M.Eymür- Hayır hayır, Gerçekleri konuşuyorum. Söylediklerimde gerçek yoksa. Kendi öz eleştirinizi yaptığınız zaman birtakım hatalar yaptığınızı kabul ediyorsunuz.

H.Yalçın- Tabii.

M.Eymür- Yarın gene bir öz eleştiri yapıp bunünki faaliyetlerimizde hata yaptık diyebilir misiniz?.

H.Yalçın- Hata yapmamak mümkün değil. Hatalar yapılıyor. Meziyet hataları görüp düzeltmek, hata yaptık onu düzeltiyoruz demektir.

Marksist, Anti-Sovyet, Maoist, PKK'cı, Kemalist, Militarist

Peki, yıllardır belli bir çizgiyi tutturamayan, bir gün Marksist, bir gün Anti-Sovyet, bir başka gün Mao'cu, PKK'cı olan, bir "özeleştiri" yapıp kılıktan kılığa giren Doğu Perinçek kim?

Doğu Perinçek 1969 yılında Milli Demokratik Devrim konusunda Mihri Belli ile arasında görüş ayrılığı çıkması üzerine, bir sol grubun liderliğini üstlenmişti. 1978 yılında Perinçek Siyasi bir parti kurdu ve genel başkanlığını üstlendi.

Partinin amaçları arasında " fırsat kollamak, uzun süreli bir çalışma ve mücadele yürütmek, düşmanı daraltmak, birleşebilenecek bütün güçlerle birleşmek" gibi yöntemler vardı. Legal olanaklar sonuna kadar kullanılarak güçlenmeli, silahlı eylemler ilerideki aşamada düşünülmeliydi.

12 Eylülden sonra Perinçek, hemen taktik değiştirdi. Partisine, yasalara dikkat edilmesini, yönetim aleyhine herhangi bir tavır alınmamasını, aleyhte söz söylenmemesini tembih ediyordu. Taktikleri fayda vermedi, askeri yönetim diğerleri gibi bu partiyi de kapattı.

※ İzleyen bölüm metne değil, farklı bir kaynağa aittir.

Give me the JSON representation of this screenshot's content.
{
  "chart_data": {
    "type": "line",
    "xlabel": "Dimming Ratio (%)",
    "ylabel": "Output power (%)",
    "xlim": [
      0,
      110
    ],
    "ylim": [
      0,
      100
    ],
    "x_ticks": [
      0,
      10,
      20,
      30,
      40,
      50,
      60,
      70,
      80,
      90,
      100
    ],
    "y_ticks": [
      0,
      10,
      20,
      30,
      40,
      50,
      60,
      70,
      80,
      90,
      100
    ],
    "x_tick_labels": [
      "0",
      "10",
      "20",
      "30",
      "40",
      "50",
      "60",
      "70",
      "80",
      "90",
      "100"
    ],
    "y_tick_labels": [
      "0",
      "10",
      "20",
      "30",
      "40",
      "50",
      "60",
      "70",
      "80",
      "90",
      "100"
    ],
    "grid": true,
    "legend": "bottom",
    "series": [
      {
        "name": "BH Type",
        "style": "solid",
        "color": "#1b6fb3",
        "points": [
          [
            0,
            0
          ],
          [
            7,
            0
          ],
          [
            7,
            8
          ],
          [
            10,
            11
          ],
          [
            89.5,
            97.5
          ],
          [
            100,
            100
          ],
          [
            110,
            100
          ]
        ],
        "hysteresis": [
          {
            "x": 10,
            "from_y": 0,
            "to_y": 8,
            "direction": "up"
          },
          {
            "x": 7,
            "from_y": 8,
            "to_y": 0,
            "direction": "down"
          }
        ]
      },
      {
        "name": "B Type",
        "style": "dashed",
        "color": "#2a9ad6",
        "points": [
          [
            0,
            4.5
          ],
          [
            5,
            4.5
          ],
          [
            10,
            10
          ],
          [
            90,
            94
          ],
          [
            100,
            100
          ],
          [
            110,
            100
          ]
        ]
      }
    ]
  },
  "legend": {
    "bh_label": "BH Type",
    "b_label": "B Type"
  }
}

Perinçek, 1988'de yeni bir parti kurdu.

Milli Demokratik Devrim

Yeni parti, "Milli Demokratik Devrim" stratejisini benimsemekte ve sosyalist bir devlet biçimini amaçlamaktaydı.

Parti aynı zamanda, bir zamanlar en büyük düşmanı olan PKK'nın ve Abdullah Öcalan'ın da yanındaydı. PKK'nın propagandasını yapıyordu.

Fabrikatör, 1978 Mart ayının ortalarında "Aydınlık Gazetesini" yayınlamaya başladı.

Partisinin, duvar yazılarına ve sokak afişlerine yansıyan sloganı; “Ne Amerika, Ne Sovyetler Birliği” idi.

Parti, proleter devrimci çizgide, ABD ve Sovyet aleyhtarı, Maoist düşüncede bir görüntü sergiliyordu.

Hedef Sovyet Yayılması

Ara sıra, usulen batı devletlerine çatsa da, esas hedefi "Emperyalist Sovyetler" ve "Sahte TKP" idi.

Bu, Türkiye'de hızla gelişen ve batı için tehlikeli hale gelen Sovyet yanlısı aşırı solu, yeni bir doktrinle bölmek, birbirine düşürmek, parçalamak, etkisiz hale getirmek için düşünülmüş güzel bir operasyondu. Başarılı da oldu.

Ancak, Perinçek'in görevi bununla sınırlı değildi.

Türkiye'de hızla gelişen Sovyet etkinliğini silmek isteyen güçler, Türkiye'nin yönetimi üzerindeki denetimi de arttırmayı amaçlıyorlardı.

Perinçek'in görevi, angaje olduğu güce yakın kişilerin, kadrolaşmasını sağlamaktı.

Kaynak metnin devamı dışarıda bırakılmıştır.